Pennsboro was founded in the 1880s, and named after William Penn, a Dade County pioneer.[3] A post office was established at Pennsboro in 1895, and remained in operation until 1931.[4]
Pennsboro was a station on the Greenfield & Northern Railroad from the time it was constructed in the early 1890s until the line was abandoned by the St. Louis-San Francisco Railroad in the mid-1930s.[5] Just prior to the abandonment, the depot was loaded in one piece onto a flat car at Pennsboro and transported down the line to Mt. Vernon, where it was replaced that community's depot that had recently been destroyed by fire.[6]
Pennsboro was also home to one of the early rural consolidated school districts in Missouri, when four one-room common school districts agreed to combine circa 1917 to form the "Dade County Consolidated School District No. 3 of Pennsboro," or Pennsboro C-3 for short.

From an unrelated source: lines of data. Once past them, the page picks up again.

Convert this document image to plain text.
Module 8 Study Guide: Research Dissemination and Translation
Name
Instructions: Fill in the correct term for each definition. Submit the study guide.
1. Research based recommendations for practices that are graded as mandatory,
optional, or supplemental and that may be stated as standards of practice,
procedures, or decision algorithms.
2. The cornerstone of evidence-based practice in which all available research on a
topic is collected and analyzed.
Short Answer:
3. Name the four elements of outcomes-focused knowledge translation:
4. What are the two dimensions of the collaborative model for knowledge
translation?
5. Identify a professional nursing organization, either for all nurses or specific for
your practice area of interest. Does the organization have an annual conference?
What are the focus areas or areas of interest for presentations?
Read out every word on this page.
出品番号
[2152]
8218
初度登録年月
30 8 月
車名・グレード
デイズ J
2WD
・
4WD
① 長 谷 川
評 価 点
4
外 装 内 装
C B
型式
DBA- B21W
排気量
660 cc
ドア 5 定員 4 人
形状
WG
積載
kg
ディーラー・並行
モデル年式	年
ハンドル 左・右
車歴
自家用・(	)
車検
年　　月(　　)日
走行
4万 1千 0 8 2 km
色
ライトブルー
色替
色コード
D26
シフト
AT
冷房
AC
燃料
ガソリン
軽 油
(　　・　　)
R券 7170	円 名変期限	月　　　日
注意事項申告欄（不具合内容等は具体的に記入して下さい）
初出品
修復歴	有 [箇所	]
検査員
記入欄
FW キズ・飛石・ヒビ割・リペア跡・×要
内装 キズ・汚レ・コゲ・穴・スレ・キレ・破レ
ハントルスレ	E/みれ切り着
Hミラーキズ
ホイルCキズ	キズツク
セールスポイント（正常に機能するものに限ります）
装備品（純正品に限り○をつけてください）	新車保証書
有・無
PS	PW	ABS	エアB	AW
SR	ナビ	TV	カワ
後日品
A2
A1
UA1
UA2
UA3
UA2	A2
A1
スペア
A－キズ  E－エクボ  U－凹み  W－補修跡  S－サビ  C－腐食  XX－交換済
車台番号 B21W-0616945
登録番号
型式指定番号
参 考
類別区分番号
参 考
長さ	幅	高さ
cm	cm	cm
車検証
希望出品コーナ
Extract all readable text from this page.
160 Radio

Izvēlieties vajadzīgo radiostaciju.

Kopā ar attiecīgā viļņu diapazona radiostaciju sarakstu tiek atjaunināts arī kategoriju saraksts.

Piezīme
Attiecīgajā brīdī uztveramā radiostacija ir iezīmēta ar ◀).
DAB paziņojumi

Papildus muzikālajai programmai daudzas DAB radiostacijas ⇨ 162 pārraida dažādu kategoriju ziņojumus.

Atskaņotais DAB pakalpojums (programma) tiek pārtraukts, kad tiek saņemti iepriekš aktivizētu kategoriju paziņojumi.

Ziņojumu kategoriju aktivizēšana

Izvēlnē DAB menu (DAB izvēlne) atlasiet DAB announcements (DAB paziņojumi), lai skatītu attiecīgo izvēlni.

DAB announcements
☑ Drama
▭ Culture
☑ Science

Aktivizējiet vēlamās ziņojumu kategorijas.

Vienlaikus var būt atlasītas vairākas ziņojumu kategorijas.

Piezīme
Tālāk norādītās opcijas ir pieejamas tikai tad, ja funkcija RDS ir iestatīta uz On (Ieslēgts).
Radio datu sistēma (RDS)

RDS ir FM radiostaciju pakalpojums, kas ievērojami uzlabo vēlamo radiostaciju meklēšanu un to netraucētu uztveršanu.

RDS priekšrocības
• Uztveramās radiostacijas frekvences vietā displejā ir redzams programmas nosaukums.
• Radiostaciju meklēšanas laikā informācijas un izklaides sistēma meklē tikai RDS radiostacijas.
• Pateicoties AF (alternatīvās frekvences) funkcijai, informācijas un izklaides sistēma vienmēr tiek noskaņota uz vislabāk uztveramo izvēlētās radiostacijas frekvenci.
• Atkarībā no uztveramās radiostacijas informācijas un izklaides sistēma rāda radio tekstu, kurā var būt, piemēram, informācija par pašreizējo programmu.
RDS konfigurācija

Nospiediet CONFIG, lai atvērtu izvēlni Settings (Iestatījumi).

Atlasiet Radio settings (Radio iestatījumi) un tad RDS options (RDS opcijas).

However, the one-room rural schools themselves were not consolidated until the mid-1930s; the state board of education excoriated the Pennsboro C-3 district in its 1932 annual report for maintaining what they termed the four inefficient one-room schools rather than consolidating students at a central point and allowing teachers to teach fewer grades. (Missouri Annual Report of Public Schools, 1932, pp. 391–404) The still standing brick structure was constructed when the one-room schools were finally consolidated, and remained in use as a school until the district consolidated with the Greenfield R-IV School District in the 1950s.[7]
Today
Pennsboro today is home to the Pennsboro Christian Church and a large cemetery, as well as several residences. The community's former two-room brick school building is still standing and in use as a community center.[8]